On 18 May 2017, at 05:29, email@example.com wrote:
Steve, just to clarify:
"FWIW, if you can move up to the Hadoop 2.8 version of the S3A client it is way better on high-performance reads, especially if you are working with column data and can set the fs.s3a.experimental.fadvise=ra
ndom option. "
Are you talking about the hadoop-aws lib or hadoop itself. I see that spark is currently only pre-built against hadoop 2.7.
Most of our failures are on write, the other fix I've seen advertised has been: "fileoutputcommitter.algorithm.version=2"
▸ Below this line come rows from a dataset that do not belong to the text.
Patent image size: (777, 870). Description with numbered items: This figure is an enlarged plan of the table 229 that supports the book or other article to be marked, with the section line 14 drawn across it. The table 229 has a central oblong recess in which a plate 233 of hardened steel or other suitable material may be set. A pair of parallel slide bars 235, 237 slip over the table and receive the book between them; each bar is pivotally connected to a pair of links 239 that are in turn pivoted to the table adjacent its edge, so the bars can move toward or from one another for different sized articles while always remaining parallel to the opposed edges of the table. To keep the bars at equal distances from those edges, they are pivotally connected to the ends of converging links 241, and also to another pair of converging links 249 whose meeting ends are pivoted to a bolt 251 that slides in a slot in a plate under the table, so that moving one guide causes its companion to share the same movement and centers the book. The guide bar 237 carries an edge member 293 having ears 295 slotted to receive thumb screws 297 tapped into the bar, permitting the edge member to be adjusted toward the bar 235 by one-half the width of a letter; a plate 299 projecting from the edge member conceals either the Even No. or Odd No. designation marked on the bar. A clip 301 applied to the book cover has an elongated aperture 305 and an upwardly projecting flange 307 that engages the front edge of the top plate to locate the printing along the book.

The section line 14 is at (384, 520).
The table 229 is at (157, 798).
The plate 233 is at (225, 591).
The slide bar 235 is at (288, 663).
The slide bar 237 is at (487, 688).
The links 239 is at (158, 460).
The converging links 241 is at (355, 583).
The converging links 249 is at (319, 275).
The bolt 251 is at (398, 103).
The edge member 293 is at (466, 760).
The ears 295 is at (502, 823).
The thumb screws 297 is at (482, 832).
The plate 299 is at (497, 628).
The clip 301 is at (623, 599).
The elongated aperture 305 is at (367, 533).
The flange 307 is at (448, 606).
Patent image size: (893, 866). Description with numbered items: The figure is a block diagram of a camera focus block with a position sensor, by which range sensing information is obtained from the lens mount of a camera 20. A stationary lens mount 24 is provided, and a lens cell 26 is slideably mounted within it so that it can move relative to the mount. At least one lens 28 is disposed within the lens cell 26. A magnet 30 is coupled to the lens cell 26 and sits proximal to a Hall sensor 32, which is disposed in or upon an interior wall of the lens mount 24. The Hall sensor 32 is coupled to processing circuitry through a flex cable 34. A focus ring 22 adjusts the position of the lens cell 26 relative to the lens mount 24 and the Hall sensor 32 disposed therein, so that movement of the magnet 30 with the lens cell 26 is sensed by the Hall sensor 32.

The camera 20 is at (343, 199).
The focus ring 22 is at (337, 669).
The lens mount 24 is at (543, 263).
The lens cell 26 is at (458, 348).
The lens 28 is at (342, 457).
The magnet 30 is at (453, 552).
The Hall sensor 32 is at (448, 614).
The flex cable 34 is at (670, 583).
Still doing some reading and will start testing in the next day or so.
On 17 May 2017 at 03:19, Steve Loughran <firstname.lastname@example.org> wrote:
On 17 May 2017, at 06:00, email@example.com wrote:
Steve, thanks for the reply. Digging through all the documentation now.
FWIW, if you can move up to the Hadoop 2.8 version of the S3A client it is way better on high-performance reads, especially if you are working with column data and can set the fs.s3a.experimental.fadvise=
That's in apache Hadoop 2.8, HDP 2.5+, and I suspect also the latest versions of CDH, even if their docs don't mention it
On 16 May 2017 at 10:10, Steve Loughran <firstname.lastname@example.org> wrote:
On 11 May 2017, at 06:07, email@example.com wrote:
Hi users, we have a bunch of pyspark jobs that are using S3 for loading / intermediate steps and final output of parquet files.
Please don't, not without a committer specially written to work against S3 in the presence of failures.You are at risk of things going wrong and you not even noticing.
The only one that I trust to do this right now is; https://github.com/rdblue/
We're running into the following issues on a semi regular basis:* These are intermittent errors, IE we have about 300 jobs that run nightly... And a fairly random but small-ish percentage of them fail with the following classes of errors.
S3 write errors
"ERROR Utils: Aborting task
l.AmazonS3Exception: Status Code: 404, AWS Service: Amazon S3, AWS Request ID: 2D3RP, AWS Error Code: null, AWS Error Message: Not Found, S3 Extended Request ID: BlaBlahEtc="
"Py4JJavaError: An error occurred while calling o43.parquet.
l.MultiObjectDeleteException: Status Code: 0, AWS Service: null, AWS Request ID: null, AWS Error Code: null, AWS Error Message: One or more objects could not be deleted, S3 Extended Request ID: null"
S3 Read Errors:
=====================> (27 + 4) / 31]17/05/10 16:25:23 ERROR Executor: Exception in task 10.0 in stage 1.0 (TID 11)
java.net.SocketException: Connection reset
ctSessionInputBuffer.read(Abst ractSessionInputBuffer.java: 198)
We have literally tons of logs we can add but it would make the email unwieldy big. If it would be helpful I'll drop them in a pastebin or something.
Our config is along the lines of:
- '--packages com.amazonaws:aws-java-sdk:1.1
0.34,org.apache.hadoop:hadoop- aws:2.6.0 pyspark-shell'
You should have the Hadoop 2.7 JARs on your CP, as s3a on 2.6 wasn't ready to play with. In particular, in a close() call it reads to the end of the stream, which is a performance killer on large files. That stack trace you see is from that same phase of operation, so should go away too.
Hadoop 2.7.3 depends on Amazon SDK 1.7.4; trying to use a different one will probably cause link errors.
Also: make sure Joda time >= 2.8.1 for Java 8
If you go up to 2.8.0, and you still see the errors, file something against HADOOP in JIRA
Given the stack overflow / googling I've been doing I know we're not the only org with these issues but I haven't found a good set of solutions in those spaces yet.